With a company as big as Sky, news that staff redundancies are on the way usually rings warning bells. Quite often, staff are cut because a company is forced to cut its bills in order to generate a profit and pay back the debts it's accrued to date. Sky, though, have recently released their unaudited results for the nine months ending 31st of March, 2015, and they report strong growth and profits across all of their markets. All of which makes the news that Sky News and Sports production staff have been called into a suspected redundancy meeting all the more curious.
Sky have not told staff what is on the agenda at the "Agility and Flexibility" meeting called by the Sky Production Services director Darren Long, nor have they revealed any details on the Sky phone numbers directory. Staff have only been told to expect an "important announcement" at the meeting in Sky's Isleworth offices, and that attendance is mandatory, all of which points towards redundancies.
These changes in staffing are understood to be part of a wider change within the company, as they make a significant shift towards entertainment programming and make a broader movement towards different working patterns.

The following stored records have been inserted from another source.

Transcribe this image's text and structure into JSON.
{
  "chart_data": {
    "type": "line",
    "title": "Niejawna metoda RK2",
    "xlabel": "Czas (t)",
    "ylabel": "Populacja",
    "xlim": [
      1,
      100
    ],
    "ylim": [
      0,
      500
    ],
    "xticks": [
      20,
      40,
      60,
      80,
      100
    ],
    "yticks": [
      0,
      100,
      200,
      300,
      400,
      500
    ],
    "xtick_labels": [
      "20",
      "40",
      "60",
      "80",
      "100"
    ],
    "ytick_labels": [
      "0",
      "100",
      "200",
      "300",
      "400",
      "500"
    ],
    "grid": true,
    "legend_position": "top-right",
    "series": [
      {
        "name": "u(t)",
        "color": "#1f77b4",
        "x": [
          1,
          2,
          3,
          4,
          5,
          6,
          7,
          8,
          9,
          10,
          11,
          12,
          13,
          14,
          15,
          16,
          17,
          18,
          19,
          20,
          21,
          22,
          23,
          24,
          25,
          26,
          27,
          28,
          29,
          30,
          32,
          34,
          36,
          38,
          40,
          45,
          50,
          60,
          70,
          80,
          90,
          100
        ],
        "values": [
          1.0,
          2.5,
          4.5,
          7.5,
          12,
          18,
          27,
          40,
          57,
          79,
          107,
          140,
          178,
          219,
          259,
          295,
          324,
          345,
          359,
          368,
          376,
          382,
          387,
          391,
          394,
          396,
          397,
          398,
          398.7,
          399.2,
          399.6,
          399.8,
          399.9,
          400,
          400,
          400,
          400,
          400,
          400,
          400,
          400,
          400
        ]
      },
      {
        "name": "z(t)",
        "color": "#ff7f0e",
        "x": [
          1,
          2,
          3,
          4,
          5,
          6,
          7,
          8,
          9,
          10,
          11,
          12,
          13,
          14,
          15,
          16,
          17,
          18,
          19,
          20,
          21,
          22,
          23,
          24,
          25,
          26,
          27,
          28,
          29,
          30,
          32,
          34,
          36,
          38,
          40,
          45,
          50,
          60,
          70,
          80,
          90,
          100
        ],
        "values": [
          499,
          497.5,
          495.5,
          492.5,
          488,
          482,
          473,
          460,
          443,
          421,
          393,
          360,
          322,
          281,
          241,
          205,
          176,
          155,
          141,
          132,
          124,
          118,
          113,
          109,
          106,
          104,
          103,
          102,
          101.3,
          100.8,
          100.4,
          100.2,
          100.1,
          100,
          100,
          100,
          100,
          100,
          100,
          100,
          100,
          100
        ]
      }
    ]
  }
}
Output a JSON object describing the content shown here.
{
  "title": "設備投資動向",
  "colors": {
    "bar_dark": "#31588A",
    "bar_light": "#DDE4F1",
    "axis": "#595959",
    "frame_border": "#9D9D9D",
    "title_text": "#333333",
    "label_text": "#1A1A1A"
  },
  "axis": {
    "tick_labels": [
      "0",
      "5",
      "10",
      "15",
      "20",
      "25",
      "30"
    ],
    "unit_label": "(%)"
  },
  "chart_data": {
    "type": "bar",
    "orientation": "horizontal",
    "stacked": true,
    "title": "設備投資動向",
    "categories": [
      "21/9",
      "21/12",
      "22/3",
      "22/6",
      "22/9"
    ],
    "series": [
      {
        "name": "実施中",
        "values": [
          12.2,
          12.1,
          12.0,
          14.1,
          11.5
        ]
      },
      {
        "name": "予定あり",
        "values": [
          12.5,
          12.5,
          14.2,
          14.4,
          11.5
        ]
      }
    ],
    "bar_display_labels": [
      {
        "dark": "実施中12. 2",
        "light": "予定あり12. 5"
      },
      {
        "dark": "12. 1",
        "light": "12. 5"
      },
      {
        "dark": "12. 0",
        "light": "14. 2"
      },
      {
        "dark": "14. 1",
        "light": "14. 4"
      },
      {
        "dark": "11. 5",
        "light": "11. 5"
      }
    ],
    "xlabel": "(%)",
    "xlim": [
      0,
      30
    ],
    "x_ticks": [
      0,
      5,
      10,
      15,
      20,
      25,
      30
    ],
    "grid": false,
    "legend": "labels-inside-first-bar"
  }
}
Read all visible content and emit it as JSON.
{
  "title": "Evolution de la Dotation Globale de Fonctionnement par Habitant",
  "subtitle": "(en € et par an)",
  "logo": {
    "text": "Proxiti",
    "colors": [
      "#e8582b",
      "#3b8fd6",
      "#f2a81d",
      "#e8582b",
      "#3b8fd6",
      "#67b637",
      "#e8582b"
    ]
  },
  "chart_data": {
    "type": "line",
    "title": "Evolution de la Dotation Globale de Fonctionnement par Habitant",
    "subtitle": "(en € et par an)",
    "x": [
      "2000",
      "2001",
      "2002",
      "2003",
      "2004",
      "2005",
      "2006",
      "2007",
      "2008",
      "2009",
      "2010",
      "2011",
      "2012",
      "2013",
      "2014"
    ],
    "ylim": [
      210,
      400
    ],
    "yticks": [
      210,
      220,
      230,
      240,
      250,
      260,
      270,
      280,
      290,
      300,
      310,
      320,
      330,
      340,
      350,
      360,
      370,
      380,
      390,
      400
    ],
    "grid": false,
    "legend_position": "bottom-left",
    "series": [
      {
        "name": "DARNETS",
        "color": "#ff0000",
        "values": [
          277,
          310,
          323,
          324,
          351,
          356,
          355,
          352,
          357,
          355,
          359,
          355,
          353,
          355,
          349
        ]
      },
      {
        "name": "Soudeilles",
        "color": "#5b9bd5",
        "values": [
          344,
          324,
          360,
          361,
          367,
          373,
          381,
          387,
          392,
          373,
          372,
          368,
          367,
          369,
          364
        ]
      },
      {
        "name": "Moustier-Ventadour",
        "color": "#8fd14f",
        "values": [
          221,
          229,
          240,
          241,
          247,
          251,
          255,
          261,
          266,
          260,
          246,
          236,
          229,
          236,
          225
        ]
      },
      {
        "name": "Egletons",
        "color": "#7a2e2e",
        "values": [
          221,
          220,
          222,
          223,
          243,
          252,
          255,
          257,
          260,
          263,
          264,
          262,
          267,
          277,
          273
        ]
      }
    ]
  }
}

Around two thirds of the Production Services staff (around 600 people) have been called into the meeting, though most are working in studios and in post-production in Sky News and Sports.
There may be other reasons for this move though. As widely reported, Sky spent an astonishingly large amount of money on retaining the rights to Premier League football, over £5.14 billion. That means, whilst Sky used to pay £6.6 million per match, it'll now be paying £11 million per match, which are truly astonishing sums. Keeping Sky's staff levels high during this three year period might prove difficult, and any streamlining and adjusting now could save them considerable pain down the line.
A spokesperson for entertainment and media union Bectu said: “People are saying, ‘Sky have spent this mega-money on football deal’, and have linked that with cuts and economic savings. Members feel worried about their future at Sky, it is a developing company and there is a lot of capital investment going on at Sky Studios, and people naturally link that type of development to economic stability. People are now concerned that their jobs and livelihoods are at risk.”
A Sky spokesperson said: “As Europe’s leading entertainment company, operating in a fast-moving industry, Sky continually reviews its business to ensure we are working as effectively as possible and providing the very best service to our customers.”
In his note attached to the recent results, Sky Chief Executive Jeremy Darroch cast a much more positive light, saying "We have delivered an excellent third quarter as customers across the enlarged Sky group respond to the quality and breadth of what we offer. In all, we attracted almost 70% more new customers than the prior year and over one million new products. By continuing the strong operating momentum of the first half, we have grown revenues by 5% and operating profit by 20% over the nine months."